At present, Assad’s Shia regime is supported by Iran and by Lebanon’s Hezbollah group. Opposing him are various Sunni rebel factions funded, among others, by Saudi Arabia. The war between Shias and Sunnis has turned Syria into a playground for global jihadis groups. Currently, nationals of 38 foreign countries, including Britain, France, Iraq and Morocco, are fighting in Syria. Some of the groups want to turn Syria into a radical Islamic state.
“The most dangerous terrorists are currently fighting in Syria,” said Awwad. “How can we talk about democracy when the country is at war? The priority now is to fight this terror and stop the war. Despite opposition and militants fighting from all sides, we believe in Assad and we want him to remain in power.”
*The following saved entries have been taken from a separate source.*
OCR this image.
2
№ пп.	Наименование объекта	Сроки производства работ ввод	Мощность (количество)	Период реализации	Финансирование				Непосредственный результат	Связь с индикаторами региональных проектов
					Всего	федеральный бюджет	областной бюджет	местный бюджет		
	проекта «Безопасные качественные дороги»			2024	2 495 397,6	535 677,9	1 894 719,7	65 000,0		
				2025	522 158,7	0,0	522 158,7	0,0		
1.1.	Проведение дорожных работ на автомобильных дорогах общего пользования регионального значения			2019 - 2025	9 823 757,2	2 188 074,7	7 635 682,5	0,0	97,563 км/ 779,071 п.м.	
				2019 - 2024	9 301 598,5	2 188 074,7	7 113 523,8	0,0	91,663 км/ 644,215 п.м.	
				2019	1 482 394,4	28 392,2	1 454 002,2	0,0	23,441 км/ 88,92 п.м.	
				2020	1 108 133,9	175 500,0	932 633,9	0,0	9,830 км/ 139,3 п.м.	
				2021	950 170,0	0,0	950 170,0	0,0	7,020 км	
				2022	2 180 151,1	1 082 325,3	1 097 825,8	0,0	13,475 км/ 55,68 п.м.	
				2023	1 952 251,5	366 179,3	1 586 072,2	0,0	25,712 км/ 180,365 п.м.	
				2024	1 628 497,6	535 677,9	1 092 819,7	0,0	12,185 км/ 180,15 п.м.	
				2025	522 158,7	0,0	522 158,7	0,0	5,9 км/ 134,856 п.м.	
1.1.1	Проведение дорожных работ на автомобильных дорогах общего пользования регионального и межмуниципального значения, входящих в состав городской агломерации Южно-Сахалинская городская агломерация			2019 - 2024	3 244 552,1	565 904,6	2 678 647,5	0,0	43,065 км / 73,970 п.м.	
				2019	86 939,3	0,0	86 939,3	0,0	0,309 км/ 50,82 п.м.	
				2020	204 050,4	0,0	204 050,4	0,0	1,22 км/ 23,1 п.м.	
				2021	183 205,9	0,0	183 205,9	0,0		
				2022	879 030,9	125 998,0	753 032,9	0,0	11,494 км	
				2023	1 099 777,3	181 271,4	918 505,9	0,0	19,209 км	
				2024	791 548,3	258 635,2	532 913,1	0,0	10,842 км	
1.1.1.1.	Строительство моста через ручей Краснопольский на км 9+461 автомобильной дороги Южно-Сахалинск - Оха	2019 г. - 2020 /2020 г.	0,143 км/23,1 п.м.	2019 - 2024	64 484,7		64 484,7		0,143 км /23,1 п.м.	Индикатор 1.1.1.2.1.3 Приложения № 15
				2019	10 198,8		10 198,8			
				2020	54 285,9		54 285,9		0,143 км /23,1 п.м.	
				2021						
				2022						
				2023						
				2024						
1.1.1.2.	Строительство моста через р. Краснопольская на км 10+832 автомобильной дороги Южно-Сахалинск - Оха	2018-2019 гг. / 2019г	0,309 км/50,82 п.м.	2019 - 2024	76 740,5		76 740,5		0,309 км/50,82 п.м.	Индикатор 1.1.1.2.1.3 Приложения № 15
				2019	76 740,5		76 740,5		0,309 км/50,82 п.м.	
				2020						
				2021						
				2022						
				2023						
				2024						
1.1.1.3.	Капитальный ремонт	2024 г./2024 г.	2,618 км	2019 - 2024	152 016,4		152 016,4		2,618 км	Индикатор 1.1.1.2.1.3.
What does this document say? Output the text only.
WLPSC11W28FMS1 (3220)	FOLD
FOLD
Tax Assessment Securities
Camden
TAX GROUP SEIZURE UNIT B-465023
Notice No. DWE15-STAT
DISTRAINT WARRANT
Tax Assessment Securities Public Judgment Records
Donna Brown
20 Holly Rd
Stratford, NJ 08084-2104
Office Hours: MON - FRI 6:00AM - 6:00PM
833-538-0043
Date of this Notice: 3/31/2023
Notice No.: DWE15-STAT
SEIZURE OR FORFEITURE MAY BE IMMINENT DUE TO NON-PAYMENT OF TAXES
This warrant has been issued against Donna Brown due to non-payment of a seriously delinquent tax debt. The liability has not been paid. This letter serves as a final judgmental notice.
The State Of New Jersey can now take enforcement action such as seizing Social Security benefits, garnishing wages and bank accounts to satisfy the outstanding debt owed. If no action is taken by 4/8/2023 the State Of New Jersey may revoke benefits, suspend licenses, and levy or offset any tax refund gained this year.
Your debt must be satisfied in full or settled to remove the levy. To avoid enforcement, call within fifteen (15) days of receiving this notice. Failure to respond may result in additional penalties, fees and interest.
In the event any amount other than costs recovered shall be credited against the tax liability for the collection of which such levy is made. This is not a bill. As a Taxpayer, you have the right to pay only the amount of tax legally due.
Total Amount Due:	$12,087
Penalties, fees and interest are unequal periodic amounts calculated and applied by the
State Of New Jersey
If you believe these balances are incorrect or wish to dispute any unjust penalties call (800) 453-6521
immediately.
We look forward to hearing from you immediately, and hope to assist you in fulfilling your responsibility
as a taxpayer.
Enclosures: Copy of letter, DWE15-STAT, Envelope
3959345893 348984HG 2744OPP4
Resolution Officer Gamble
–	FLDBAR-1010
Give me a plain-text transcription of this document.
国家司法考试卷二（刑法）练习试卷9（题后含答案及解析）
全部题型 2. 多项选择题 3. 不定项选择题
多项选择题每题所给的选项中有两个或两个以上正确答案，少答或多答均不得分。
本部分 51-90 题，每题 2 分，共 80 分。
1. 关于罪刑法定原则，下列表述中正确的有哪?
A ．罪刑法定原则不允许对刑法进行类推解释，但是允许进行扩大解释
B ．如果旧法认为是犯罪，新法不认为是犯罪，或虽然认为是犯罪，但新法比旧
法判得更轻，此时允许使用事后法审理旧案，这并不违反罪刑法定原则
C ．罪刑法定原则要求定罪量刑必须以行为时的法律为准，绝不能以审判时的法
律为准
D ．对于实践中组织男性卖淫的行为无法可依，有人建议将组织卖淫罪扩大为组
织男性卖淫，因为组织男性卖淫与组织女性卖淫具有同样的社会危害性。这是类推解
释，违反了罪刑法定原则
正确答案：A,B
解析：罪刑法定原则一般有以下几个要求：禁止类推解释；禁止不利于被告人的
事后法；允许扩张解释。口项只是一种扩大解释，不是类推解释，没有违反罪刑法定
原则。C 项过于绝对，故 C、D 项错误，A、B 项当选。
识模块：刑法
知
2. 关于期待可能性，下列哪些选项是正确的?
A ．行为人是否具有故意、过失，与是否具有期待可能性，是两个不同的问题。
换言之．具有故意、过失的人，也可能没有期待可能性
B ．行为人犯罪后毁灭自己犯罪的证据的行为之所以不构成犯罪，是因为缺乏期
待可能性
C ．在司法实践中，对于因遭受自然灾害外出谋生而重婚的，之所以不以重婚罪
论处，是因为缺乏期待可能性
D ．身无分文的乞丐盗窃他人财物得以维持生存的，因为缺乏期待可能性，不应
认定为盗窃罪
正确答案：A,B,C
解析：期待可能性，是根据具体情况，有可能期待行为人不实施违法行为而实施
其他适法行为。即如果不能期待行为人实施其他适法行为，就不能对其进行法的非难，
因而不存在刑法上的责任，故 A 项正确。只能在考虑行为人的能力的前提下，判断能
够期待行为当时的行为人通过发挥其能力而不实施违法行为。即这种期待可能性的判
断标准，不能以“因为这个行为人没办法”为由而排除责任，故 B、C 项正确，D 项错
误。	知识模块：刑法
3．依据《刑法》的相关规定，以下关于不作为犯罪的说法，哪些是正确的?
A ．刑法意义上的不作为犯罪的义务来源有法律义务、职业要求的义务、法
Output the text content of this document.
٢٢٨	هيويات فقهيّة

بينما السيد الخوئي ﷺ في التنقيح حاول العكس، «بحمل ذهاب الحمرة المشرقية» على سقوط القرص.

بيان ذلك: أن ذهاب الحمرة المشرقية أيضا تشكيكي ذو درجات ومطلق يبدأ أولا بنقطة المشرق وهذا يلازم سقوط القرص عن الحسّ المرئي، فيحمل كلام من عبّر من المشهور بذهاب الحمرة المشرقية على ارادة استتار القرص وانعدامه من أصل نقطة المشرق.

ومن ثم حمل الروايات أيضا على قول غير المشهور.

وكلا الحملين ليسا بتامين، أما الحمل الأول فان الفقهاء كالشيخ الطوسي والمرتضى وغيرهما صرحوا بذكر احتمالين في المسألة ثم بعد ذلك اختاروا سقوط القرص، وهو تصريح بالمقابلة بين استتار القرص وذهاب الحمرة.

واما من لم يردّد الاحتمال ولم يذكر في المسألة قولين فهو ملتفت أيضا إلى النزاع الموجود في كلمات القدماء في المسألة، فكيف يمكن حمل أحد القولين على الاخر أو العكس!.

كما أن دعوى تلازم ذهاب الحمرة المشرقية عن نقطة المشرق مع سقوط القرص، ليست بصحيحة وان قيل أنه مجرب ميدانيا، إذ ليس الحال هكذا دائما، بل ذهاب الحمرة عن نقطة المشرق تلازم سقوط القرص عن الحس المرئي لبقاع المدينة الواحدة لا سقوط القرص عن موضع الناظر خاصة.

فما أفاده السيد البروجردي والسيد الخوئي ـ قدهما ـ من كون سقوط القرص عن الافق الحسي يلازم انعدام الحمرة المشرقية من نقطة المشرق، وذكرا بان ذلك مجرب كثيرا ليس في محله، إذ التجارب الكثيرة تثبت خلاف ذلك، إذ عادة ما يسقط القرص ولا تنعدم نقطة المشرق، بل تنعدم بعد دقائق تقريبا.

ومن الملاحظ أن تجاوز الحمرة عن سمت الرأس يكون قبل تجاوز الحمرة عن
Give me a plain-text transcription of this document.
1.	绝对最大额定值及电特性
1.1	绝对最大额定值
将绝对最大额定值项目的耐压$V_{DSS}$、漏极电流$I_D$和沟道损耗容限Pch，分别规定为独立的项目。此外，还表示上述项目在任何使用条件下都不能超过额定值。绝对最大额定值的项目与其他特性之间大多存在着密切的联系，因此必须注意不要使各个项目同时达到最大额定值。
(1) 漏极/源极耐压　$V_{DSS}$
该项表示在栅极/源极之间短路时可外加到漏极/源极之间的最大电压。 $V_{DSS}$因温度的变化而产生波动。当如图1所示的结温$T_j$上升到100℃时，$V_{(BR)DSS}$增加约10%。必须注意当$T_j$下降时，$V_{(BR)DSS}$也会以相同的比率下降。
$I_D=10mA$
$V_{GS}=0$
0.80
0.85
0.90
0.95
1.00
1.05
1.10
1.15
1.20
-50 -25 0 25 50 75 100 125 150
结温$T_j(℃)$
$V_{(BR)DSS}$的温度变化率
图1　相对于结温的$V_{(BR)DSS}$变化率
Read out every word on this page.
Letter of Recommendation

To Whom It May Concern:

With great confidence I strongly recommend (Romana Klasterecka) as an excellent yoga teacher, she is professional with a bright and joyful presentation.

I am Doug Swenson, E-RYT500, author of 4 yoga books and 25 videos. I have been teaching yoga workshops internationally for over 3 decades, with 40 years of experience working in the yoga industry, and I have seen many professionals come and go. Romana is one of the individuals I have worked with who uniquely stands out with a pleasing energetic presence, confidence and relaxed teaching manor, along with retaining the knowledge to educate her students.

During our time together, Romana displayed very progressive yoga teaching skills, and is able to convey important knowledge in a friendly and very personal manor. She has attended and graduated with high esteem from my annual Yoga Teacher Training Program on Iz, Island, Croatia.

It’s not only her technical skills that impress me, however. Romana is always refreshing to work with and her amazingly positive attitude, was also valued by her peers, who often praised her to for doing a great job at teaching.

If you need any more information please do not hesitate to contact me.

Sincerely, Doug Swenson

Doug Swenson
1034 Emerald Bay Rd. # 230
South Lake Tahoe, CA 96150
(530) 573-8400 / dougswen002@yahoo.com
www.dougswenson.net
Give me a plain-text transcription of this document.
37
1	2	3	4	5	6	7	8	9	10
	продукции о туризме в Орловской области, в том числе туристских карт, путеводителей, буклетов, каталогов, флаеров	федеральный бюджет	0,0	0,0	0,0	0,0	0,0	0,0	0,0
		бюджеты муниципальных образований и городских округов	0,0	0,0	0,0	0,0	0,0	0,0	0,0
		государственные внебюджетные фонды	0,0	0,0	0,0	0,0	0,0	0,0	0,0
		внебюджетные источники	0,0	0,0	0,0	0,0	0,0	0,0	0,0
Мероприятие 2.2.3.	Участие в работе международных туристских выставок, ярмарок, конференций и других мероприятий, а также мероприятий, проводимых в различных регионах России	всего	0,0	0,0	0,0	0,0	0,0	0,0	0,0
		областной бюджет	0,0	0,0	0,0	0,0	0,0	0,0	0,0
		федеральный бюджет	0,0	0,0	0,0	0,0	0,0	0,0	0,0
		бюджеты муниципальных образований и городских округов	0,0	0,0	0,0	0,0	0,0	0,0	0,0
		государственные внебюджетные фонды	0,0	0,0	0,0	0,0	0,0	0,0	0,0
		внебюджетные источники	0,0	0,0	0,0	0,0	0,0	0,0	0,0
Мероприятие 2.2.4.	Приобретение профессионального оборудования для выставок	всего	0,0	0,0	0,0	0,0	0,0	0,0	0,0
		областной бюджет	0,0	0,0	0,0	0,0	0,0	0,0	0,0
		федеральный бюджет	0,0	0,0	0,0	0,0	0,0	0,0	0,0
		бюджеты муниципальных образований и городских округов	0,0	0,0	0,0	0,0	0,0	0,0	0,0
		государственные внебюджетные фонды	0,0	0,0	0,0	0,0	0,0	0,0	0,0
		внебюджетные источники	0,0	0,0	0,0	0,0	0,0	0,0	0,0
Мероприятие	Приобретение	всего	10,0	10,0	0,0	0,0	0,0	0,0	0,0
The fight to control Syria has led to deaths of over 162,000 people. It has also resulted in a terrible humanitarian crisis, with over 5,000 civilians fleeing the war-ravaged country every day to seek refuge in neighbouring Lebanon, Jordan, Turkey and even in Europe. Until now, more than nine million people have been displaced within the country and over 2.5 million have fled, making this the largest human flight since the Rwanda genocide in 1992.
None of that was evident in Vasant Vihar, as officials packed away the votes in a sealed envelope in the evening, to be counted ahead of the June 3 election. A delegation from Syria is in Delhi to monitor the voting process and will also oversee the counting of votes along with a special election committee formed by the Syrian embassy here and members of the Syrian community in India.
People who had cast their votes said that the election would put Assad in a stronger position to end the war. “We will get rid of all the terrorists,” said Khoja of the students union. "And Assad will bring this victory…This election is one step towards peace."